Sehari sebelumnya, markel telah menegaskan tak mendukung keputusan Trump dan rencana pemindahan kedutaan besar dari Tel Aviv ke Yerusalem.

''Status Yerusalem hanya bisa dinegosiasikan dalam kerangka solusi kedua Negara,'' kata juru bicara Merkel.

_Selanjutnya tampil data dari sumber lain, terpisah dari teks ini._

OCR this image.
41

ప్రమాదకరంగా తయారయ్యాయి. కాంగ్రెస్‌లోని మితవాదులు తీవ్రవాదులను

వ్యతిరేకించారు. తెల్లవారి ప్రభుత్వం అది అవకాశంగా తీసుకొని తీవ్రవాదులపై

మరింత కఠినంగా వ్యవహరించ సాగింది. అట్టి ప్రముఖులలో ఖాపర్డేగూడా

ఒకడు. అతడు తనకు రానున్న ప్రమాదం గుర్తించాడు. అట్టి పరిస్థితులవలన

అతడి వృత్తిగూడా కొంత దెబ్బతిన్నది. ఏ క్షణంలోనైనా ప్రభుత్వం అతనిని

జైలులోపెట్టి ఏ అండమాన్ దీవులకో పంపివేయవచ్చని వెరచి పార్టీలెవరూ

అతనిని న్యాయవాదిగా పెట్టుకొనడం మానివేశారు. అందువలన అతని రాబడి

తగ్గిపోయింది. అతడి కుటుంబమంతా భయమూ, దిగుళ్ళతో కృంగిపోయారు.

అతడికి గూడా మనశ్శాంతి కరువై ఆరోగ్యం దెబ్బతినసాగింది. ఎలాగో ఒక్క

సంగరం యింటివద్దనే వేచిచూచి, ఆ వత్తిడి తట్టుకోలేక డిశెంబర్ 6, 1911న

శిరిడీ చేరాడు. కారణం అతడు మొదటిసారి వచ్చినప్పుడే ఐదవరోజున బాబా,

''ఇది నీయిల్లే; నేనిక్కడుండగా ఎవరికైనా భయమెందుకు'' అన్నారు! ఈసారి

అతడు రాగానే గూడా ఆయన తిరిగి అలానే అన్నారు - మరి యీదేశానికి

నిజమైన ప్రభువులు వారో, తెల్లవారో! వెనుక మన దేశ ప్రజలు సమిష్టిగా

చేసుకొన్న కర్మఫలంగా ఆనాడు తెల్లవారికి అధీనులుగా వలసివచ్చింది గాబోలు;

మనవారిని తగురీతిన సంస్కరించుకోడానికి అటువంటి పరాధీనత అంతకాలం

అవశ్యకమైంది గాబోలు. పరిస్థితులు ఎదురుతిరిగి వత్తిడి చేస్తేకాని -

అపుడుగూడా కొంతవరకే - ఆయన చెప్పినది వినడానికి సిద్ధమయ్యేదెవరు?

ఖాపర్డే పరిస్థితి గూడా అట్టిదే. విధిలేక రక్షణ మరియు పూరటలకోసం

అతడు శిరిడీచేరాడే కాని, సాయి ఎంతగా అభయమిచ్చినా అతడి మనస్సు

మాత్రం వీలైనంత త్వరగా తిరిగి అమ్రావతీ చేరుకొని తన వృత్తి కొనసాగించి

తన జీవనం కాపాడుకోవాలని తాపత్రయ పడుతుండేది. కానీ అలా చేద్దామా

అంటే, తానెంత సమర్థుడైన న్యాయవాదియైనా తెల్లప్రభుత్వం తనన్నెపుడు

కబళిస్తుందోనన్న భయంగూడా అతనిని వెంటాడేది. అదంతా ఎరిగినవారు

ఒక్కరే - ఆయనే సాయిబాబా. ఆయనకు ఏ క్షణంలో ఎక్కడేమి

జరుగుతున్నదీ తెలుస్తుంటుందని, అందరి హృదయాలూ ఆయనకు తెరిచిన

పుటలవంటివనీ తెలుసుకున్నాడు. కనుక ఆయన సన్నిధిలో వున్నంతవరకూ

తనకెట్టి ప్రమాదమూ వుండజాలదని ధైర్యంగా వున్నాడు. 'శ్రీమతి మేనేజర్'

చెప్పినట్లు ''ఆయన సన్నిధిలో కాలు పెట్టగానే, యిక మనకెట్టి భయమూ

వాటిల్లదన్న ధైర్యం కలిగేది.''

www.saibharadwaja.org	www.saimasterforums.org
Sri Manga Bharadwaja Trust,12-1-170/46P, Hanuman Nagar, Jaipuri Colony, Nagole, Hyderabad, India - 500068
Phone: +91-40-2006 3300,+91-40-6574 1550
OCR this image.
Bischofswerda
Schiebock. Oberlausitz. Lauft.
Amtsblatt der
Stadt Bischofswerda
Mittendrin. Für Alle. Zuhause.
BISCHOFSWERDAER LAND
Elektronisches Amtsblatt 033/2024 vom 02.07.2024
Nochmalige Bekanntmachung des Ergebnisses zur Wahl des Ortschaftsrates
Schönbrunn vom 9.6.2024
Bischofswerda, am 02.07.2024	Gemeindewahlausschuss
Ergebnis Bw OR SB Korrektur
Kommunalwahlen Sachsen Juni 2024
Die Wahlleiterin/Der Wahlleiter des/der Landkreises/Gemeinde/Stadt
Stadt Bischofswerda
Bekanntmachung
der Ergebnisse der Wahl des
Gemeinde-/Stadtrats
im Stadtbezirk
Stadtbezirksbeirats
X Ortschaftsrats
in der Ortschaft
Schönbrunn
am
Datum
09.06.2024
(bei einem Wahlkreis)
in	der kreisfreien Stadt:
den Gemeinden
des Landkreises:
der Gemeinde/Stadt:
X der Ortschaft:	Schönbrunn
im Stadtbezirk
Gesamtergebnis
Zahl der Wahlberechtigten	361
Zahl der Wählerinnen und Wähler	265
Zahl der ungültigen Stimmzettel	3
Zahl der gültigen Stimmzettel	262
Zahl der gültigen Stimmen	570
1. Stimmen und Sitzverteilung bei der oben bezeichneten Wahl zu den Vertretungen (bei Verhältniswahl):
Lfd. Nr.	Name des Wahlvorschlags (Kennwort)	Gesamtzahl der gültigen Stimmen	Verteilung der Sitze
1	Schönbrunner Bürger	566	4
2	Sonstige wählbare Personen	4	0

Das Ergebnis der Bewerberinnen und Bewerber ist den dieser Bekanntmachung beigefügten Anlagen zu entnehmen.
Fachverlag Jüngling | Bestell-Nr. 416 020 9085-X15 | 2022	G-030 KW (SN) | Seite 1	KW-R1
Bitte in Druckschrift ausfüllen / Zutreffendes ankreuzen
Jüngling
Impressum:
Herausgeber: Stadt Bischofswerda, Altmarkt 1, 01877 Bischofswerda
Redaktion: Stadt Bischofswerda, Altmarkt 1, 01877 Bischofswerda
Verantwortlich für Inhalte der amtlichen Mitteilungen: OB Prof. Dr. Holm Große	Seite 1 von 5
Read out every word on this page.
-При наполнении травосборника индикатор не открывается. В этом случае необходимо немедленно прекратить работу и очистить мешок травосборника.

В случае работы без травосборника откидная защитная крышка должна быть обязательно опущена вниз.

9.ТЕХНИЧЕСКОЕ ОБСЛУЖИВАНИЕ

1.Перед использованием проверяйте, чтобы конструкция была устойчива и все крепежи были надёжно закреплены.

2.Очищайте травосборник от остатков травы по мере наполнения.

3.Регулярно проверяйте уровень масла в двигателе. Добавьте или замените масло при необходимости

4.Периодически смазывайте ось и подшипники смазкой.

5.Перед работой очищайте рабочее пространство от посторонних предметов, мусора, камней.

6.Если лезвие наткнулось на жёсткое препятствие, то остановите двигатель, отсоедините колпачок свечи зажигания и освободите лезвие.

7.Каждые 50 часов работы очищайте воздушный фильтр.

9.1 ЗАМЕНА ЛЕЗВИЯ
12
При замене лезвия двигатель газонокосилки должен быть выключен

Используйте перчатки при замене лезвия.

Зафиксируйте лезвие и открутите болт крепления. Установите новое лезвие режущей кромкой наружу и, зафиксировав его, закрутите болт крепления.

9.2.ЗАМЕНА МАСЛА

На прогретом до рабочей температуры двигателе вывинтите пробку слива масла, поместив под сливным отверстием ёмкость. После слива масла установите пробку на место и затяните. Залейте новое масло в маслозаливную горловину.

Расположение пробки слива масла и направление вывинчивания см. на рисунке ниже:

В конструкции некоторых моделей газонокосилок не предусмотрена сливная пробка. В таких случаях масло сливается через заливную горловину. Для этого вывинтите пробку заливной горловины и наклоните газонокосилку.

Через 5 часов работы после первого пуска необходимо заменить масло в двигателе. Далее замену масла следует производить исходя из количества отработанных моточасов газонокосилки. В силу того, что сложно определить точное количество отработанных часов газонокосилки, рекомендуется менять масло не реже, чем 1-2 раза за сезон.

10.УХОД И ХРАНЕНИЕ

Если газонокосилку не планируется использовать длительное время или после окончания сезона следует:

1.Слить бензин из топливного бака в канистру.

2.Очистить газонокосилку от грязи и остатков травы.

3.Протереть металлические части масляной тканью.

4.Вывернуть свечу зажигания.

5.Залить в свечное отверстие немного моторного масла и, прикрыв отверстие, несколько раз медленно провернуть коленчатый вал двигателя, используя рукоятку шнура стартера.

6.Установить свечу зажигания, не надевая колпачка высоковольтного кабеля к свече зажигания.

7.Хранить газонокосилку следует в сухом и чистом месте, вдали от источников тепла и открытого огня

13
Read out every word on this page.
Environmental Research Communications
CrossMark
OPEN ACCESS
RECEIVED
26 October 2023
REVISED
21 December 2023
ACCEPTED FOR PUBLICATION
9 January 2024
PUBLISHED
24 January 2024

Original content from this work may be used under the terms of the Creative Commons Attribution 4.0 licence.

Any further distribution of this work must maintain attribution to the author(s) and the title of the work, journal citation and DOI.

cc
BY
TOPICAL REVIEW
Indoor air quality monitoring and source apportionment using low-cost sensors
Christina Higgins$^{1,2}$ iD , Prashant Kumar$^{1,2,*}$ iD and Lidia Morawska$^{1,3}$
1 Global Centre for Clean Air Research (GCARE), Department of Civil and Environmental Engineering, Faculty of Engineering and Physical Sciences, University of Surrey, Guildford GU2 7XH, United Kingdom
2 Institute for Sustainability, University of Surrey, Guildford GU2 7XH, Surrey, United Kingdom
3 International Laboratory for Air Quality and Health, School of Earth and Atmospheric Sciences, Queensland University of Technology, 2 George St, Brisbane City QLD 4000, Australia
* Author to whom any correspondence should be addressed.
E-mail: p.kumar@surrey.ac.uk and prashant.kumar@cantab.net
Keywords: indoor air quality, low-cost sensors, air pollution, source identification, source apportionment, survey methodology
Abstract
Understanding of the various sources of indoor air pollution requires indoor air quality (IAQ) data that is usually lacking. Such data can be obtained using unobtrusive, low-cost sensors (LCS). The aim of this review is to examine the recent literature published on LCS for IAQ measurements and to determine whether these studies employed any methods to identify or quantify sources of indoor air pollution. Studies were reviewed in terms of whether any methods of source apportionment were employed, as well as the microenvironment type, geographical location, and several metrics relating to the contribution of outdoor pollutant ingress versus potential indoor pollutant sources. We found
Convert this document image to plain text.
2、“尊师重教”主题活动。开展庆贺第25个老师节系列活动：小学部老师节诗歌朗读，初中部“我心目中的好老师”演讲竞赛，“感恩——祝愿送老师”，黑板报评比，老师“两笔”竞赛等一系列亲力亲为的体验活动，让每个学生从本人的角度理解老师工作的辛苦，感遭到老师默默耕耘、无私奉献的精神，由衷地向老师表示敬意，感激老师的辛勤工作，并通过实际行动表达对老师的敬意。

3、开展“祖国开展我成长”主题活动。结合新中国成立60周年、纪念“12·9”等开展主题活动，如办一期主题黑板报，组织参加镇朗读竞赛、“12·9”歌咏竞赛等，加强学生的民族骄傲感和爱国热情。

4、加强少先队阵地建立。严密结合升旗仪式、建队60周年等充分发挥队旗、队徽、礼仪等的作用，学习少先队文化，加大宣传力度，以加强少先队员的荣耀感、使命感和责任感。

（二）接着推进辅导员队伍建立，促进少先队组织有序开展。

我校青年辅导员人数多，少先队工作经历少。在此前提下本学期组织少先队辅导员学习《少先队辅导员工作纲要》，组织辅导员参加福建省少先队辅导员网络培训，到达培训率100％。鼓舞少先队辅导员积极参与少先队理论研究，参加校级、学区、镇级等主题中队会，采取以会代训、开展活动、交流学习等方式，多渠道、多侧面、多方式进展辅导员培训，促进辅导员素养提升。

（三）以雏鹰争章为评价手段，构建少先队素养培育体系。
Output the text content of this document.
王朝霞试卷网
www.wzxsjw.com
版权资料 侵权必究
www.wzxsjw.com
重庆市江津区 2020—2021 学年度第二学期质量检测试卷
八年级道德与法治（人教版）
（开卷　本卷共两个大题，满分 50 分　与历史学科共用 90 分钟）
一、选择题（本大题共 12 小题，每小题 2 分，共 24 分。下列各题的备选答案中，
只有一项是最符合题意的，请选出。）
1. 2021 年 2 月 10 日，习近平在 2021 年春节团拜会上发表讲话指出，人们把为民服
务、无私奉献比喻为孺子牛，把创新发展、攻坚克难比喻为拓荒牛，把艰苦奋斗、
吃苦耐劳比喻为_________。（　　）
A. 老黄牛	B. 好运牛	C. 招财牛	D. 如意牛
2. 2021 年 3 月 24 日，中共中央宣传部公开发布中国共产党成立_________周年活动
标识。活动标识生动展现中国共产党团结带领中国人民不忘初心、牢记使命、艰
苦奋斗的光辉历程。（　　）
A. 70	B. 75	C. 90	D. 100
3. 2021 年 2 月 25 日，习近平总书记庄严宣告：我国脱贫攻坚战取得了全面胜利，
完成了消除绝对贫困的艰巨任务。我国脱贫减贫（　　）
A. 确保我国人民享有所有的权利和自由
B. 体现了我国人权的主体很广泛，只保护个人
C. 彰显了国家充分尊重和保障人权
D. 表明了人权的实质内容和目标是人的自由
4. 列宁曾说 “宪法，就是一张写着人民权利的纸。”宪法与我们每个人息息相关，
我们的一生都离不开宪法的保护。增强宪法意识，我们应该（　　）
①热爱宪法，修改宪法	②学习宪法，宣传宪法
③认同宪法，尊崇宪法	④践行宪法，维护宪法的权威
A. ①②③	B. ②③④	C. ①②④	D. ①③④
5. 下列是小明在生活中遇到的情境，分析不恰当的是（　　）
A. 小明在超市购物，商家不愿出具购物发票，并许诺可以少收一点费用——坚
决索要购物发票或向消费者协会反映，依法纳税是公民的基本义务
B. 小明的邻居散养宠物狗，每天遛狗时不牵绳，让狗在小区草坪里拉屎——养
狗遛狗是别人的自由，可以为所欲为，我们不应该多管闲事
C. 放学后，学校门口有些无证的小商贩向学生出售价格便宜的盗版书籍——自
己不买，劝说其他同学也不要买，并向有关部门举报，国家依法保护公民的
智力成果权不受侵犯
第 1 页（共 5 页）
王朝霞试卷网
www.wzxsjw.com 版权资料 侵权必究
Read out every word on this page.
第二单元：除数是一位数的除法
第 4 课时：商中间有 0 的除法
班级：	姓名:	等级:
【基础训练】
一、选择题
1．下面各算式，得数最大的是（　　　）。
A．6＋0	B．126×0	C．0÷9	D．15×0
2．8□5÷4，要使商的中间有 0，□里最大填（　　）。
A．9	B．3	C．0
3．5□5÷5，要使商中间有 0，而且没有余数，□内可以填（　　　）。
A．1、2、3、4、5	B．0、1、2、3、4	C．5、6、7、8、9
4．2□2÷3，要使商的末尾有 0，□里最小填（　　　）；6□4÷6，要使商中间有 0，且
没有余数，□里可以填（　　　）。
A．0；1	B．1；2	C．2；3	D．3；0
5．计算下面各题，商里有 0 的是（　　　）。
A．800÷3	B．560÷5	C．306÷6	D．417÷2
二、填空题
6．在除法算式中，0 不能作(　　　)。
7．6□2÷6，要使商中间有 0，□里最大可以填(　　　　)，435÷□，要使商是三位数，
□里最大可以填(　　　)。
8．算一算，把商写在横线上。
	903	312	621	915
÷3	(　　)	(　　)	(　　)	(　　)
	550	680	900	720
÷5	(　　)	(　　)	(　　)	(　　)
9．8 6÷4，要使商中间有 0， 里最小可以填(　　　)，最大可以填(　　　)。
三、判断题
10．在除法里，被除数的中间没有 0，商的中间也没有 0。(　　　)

Negara Eropa lain, Perancis dan Inggris juga dengan tegas menolak keputusan Trump. Menurut Persiden Perancis Emmanuel Macron juga berpendapat status Yerusalem hanya bisa ditegaskan dengan adanya negosiasi antara kedua Negara.

''Status Yerusalem adalah masalah Internasional yang menyangkut seluruh masyrakat Internasional.
Status Yerusalem harus ditentukan oleh bangsa Israel dan Palestina dalam sebuah Negosiasi di bawah naungan PBB,'' kata Macron.

Perdana Mentri Inggris Theresa May menyebut keputusan Trump tak membantu upaya damai yang selama ini di upayakan untuk Palestina dan Israel.

''Kami percaya(keputusan AS)  tidak membantu prospek perdamaian di wilayah ini,'' kata May.